Daylight caught us near the bottom of a 500m descent of yet another big hill and nearing the end of the trek. With the end of the race in sight and a lead of about 2hrs we were starting to look forward to the finish. Another short 21km mtb saw us back into our kayaks for the 2nd and last paddling leg. The boats felt so fast! We must’ve become accustomed to paddling tire tubes because these things felt like rockets. We paddled hard for the first hour or so before we calmed down a bit, just in time for a checkpoint and a very convenient portage. A bit of shallow water after the portage almost became our undoing as Alina played princess and insisted on being carried across the sandbar while Tom then wanted to paddle the boat like a surfboard. Luckily Alina kept the whip cracking and we were soon all back in line steaming toward the finish once more.

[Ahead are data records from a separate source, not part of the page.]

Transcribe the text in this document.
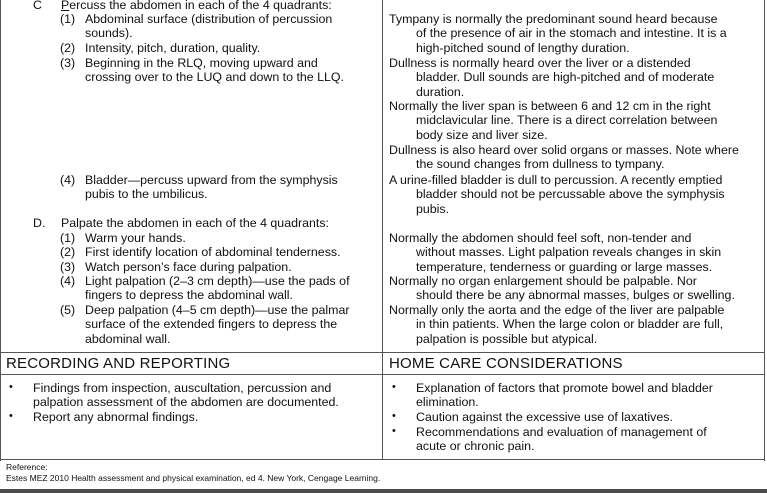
C Percuss the abdomen in each of the 4 quadrants:
(1) Abdominal surface (distribution of percussion
sounds).
(2) Intensity, pitch, duration, quality.
(3) Beginning in the RLQ, moving upward and
crossing over to the LUQ and down to the LLQ.
(4) Bladder—percuss upward from the symphysis
pubis to the umbilicus.
D. Palpate the abdomen in each of the 4 quadrants:
(1) Warm your hands.
(2) First identify location of abdominal tenderness.
(3) Watch person’s face during palpation.
(4) Light palpation (2–3 cm depth)—use the pads of
fingers to depress the abdominal wall.
(5) Deep palpation (4–5 cm depth)—use the palmar
surface of the extended fingers to depress the
abdominal wall.
Tympany is normally the predominant sound heard because
of the presence of air in the stomach and intestine. It is a
high-pitched sound of lengthy duration.
Dullness is normally heard over the liver or a distended
bladder. Dull sounds are high-pitched and of moderate
duration.
Normally the liver span is between 6 and 12 cm in the right
midclavicular line. There is a direct correlation between
body size and liver size.
Dullness is also heard over solid organs or masses. Note where
the sound changes from dullness to tympany.
A urine-filled bladder is dull to percussion. A recently emptied
bladder should not be percussable above the symphysis
pubis.
Normally the abdomen should feel soft, non-tender and
without masses. Light palpation reveals changes in skin
temperature, tenderness or guarding or large masses.
Normally no organ enlargement should be palpable. Nor
should there be any abnormal masses, bulges or swelling.
Normally only the aorta and the edge of the liver are palpable
in thin patients. When the large colon or bladder are full,
palpation is possible but atypical.
RECORDING AND REPORTING	HOME CARE CONSIDERATIONS
• Findings from inspection, auscultation, percussion and
palpation assessment of the abdomen are documented.
• Report any abnormal findings.
• Explanation of factors that promote bowel and bladder
elimination.
• Caution against the excessive use of laxatives.
• Recommendations and evaluation of management of
acute or chronic pain.
Reference:
Estes MEZ 2010 Health assessment and physical examination, ed 4. New York, Cengage Learning.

A rather relaxed transition saw us into the last 7km run and the last section of the race. At the final checkpoint I was finally relieved of the stressful job of carrying the control card. We enjoyed all the beach scenery as we approached the finish line. Our finishing time was somewhere around 29hours. The occasion was such that Matt almost broke into song once more, but was struck down by a dash of stage fright. So it was hot showers and a team sleep before lashing out for a night on the town.

Matt did find his voice in the presentation the following day and treated the crowd to a heartfelt rendition of ‘Born to Tube’. The video will be on sale soon.